Identity politics led to Kamala Harris. Where it leads from here is anybody’s guess.
House Republicans readying next leadership step after 2022 elections
With identity politics guiding the liver spotted, gnarled hands of Joe Biden and his new gal-pal Kamala Harris, it’s almost certain that the new administration -- if it comes to pass -- will fall in a spectacular crash rivaling the demise of the H.M.S. Titanic and the ill-fated German dirigible, Hindenburg. With redistricting taking place next year and Republicans in firm control of the process in most states, a Republican House majority after 2022 is a real possibility if not virtual foregone conclusion.

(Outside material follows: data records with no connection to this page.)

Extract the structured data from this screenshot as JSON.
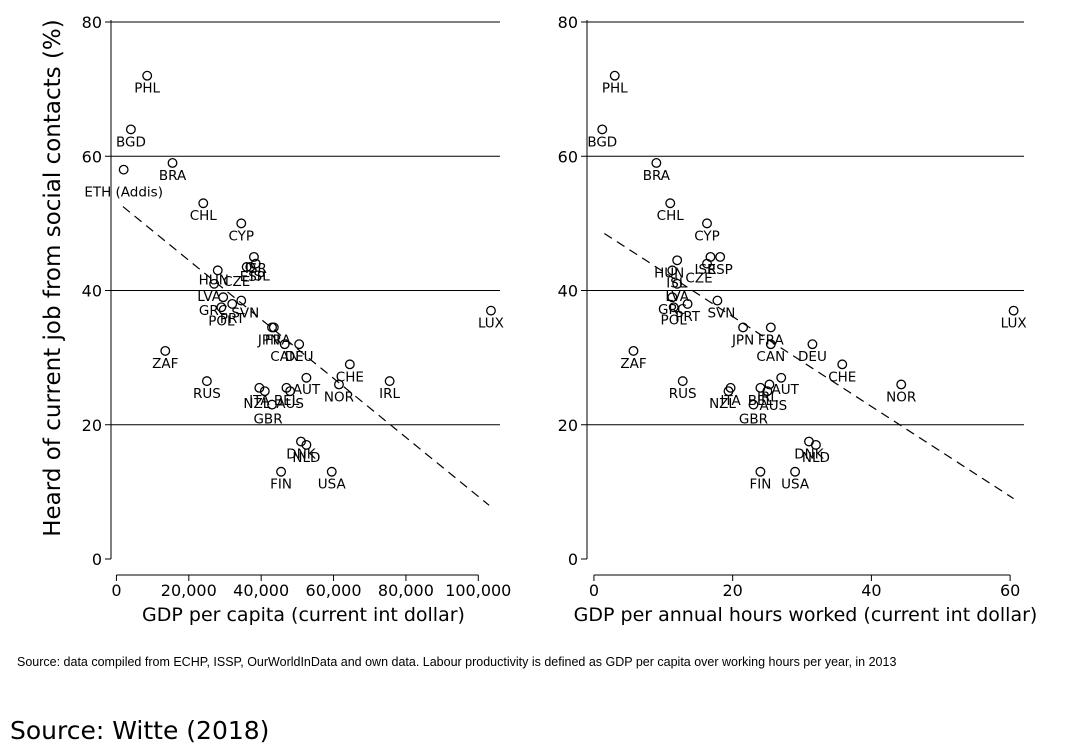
{
  "figure": {
    "ylabel": "Heard of current job from social contacts (%)",
    "source_note": "Source: data compiled from ECHP, ISSP, OurWorldInData and own data. Labour productivity is defined as GDP per capita over working hours per year, in 2013",
    "credit": "Source: Witte (2018)"
  },
  "chart_data": [
    {
      "type": "scatter",
      "xlabel": "GDP per capita (current int dollar)",
      "ylabel": "Heard of current job from social contacts (%)",
      "xlim": [
        -1500,
        106000
      ],
      "ylim": [
        0,
        80
      ],
      "xticks": [
        0,
        20000,
        40000,
        60000,
        80000,
        100000
      ],
      "xtick_labels": [
        "0",
        "20,000",
        "40,000",
        "60,000",
        "80,000",
        "100,000"
      ],
      "yticks": [
        0,
        20,
        40,
        60,
        80
      ],
      "grid": "horizontal",
      "fit_line": [
        [
          1800,
          52.5
        ],
        [
          103000,
          8.0
        ]
      ],
      "points": [
        {
          "label": "PHL",
          "x": 8500,
          "y": 72
        },
        {
          "label": "BGD",
          "x": 4000,
          "y": 64
        },
        {
          "label": "ETH (Addis)",
          "x": 2000,
          "y": 58
        },
        {
          "label": "BRA",
          "x": 15500,
          "y": 59
        },
        {
          "label": "CHL",
          "x": 24000,
          "y": 53
        },
        {
          "label": "CYP",
          "x": 34500,
          "y": 50
        },
        {
          "label": "ISR",
          "x": 38000,
          "y": 45
        },
        {
          "label": "ISL",
          "x": 38500,
          "y": 44
        },
        {
          "label": "CZE",
          "x": 36000,
          "y": 43.5
        },
        {
          "label": "HUN",
          "x": 28000,
          "y": 43
        },
        {
          "label": "ESP",
          "x": 37000,
          "y": 43.5
        },
        {
          "label": "LVA",
          "x": 27000,
          "y": 41
        },
        {
          "label": "GRC",
          "x": 29500,
          "y": 39
        },
        {
          "label": "SVN",
          "x": 34500,
          "y": 38.5
        },
        {
          "label": "PRT",
          "x": 32000,
          "y": 38
        },
        {
          "label": "POL",
          "x": 29000,
          "y": 37.5
        },
        {
          "label": "LUX",
          "x": 103500,
          "y": 37
        },
        {
          "label": "JPN",
          "x": 43000,
          "y": 34.5
        },
        {
          "label": "FRA",
          "x": 43500,
          "y": 34.5
        },
        {
          "label": "CAN",
          "x": 46500,
          "y": 32
        },
        {
          "label": "DEU",
          "x": 50500,
          "y": 32
        },
        {
          "label": "ZAF",
          "x": 13500,
          "y": 31
        },
        {
          "label": "CHE",
          "x": 64500,
          "y": 29
        },
        {
          "label": "AUT",
          "x": 52500,
          "y": 27
        },
        {
          "label": "RUS",
          "x": 25000,
          "y": 26.5
        },
        {
          "label": "IRL",
          "x": 75500,
          "y": 26.5
        },
        {
          "label": "NOR",
          "x": 61500,
          "y": 26
        },
        {
          "label": "BEL",
          "x": 47000,
          "y": 25.5
        },
        {
          "label": "AUS",
          "x": 48000,
          "y": 25
        },
        {
          "label": "ITA",
          "x": 39500,
          "y": 25.5
        },
        {
          "label": "NZL",
          "x": 41000,
          "y": 25
        },
        {
          "label": "GBR",
          "x": 43000,
          "y": 23
        },
        {
          "label": "DNK",
          "x": 51000,
          "y": 17.5
        },
        {
          "label": "NLD",
          "x": 52500,
          "y": 17
        },
        {
          "label": "FIN",
          "x": 45500,
          "y": 13
        },
        {
          "label": "USA",
          "x": 59500,
          "y": 13
        }
      ]
    },
    {
      "type": "scatter",
      "xlabel": "GDP per annual hours worked (current int dollar)",
      "ylabel": "",
      "xlim": [
        -1,
        62
      ],
      "ylim": [
        0,
        80
      ],
      "xticks": [
        0,
        20,
        40,
        60
      ],
      "xtick_labels": [
        "0",
        "20",
        "40",
        "60"
      ],
      "yticks": [
        0,
        20,
        40,
        60,
        80
      ],
      "grid": "horizontal",
      "fit_line": [
        [
          1.5,
          48.5
        ],
        [
          60.5,
          9.0
        ]
      ],
      "points": [
        {
          "label": "PHL",
          "x": 3,
          "y": 72
        },
        {
          "label": "BGD",
          "x": 1.2,
          "y": 64
        },
        {
          "label": "BRA",
          "x": 9,
          "y": 59
        },
        {
          "label": "CHL",
          "x": 11,
          "y": 53
        },
        {
          "label": "CYP",
          "x": 16.3,
          "y": 50
        },
        {
          "label": "ISR",
          "x": 16.8,
          "y": 45
        },
        {
          "label": "ESP",
          "x": 18.2,
          "y": 45
        },
        {
          "label": "CZE",
          "x": 16.3,
          "y": 44
        },
        {
          "label": "HUN",
          "x": 12,
          "y": 44.5
        },
        {
          "label": "ISL",
          "x": 11.3,
          "y": 43
        },
        {
          "label": "LVA",
          "x": 12,
          "y": 41
        },
        {
          "label": "GRC",
          "x": 11.3,
          "y": 39
        },
        {
          "label": "SVN",
          "x": 17.8,
          "y": 38.5
        },
        {
          "label": "PRT",
          "x": 13.5,
          "y": 38
        },
        {
          "label": "POL",
          "x": 11.5,
          "y": 37.5
        },
        {
          "label": "LUX",
          "x": 60.5,
          "y": 37
        },
        {
          "label": "JPN",
          "x": 21.5,
          "y": 34.5
        },
        {
          "label": "FRA",
          "x": 25.5,
          "y": 34.5
        },
        {
          "label": "CAN",
          "x": 25.5,
          "y": 32
        },
        {
          "label": "DEU",
          "x": 31.5,
          "y": 32
        },
        {
          "label": "ZAF",
          "x": 5.7,
          "y": 31
        },
        {
          "label": "CHE",
          "x": 35.8,
          "y": 29
        },
        {
          "label": "AUT",
          "x": 27,
          "y": 27
        },
        {
          "label": "RUS",
          "x": 12.8,
          "y": 26.5
        },
        {
          "label": "NOR",
          "x": 44.3,
          "y": 26
        },
        {
          "label": "BEL",
          "x": 24,
          "y": 25.5
        },
        {
          "label": "IRL",
          "x": 25.3,
          "y": 26
        },
        {
          "label": "AUS",
          "x": 25,
          "y": 25
        },
        {
          "label": "ITA",
          "x": 19.7,
          "y": 25.5
        },
        {
          "label": "NZL",
          "x": 19.4,
          "y": 25
        },
        {
          "label": "GBR",
          "x": 23,
          "y": 23
        },
        {
          "label": "DNK",
          "x": 31,
          "y": 17.5
        },
        {
          "label": "NLD",
          "x": 32,
          "y": 17
        },
        {
          "label": "FIN",
          "x": 24,
          "y": 13
        },
        {
          "label": "USA",
          "x": 29,
          "y": 13
        }
      ]
    }
  ]
}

Who will take over as Speaker? Scott Wong reported at The Hill, “Five years ago, conservative bomb-throwers in the House Freedom Caucus blocked Rep. Kevin McCarthy from rising to the Speakership. Now, the California Republican is working to ensure he doesn’t suffer the same fate if Republicans take back the majority in 2022.
“McCarthy, the affable, back-slapping minority leader, has spent the past election cycle bringing Freedom Caucus members — once relegated to the fringes of the party — to the leadership table and into his inner circle.
“He helped former Freedom Caucus Chairman Jim Jordan (Ohio) win the top GOP spot on the Oversight and Reform Committee and later the powerful Judiciary Committee. He’s invited leaders from the Freedom Caucus and other factions to the GOP’s annual leadership retreats the past two years in Middleburg, Va., and St. Michaels, Md.”
Wong’s article details the relationships McCarthy’s fostered among his fellow House Republicans. There aren’t many signs that he’s lost control of his caucus, but then again, they haven’t had much to do the past couple years other than defend Trump against stupid Democrat conspiracies and to say “no” to Nancy Pelosi and her leftist minions.
It's a good sign that McCarthy appears to be working hard to bring the Freedom Caucus into the fold. The principled conservative members of the group hold a de facto veto over everything the party leader does, unless he or she runs to the Democrats to try and get a half a loaf compromise that pleases no one.
The next Republican Speaker will need to start from the conservative standpoint and build up from there. Otherwise, they’ll just repeat the same mistakes John Boehner and Paul Ryan did the last time the GOP was in the majority. The establishment will never lay down quietly.
Perhaps never before has identity politics played a bigger role in shaping American policy than it will under a potential Biden/Harris administration. Skin color and gender is the reason Kamala Harris might be one heartbeat away from the presidency. At some point, probably soon, Americans will come to grips with the reality. Anyone feel good about the prospect?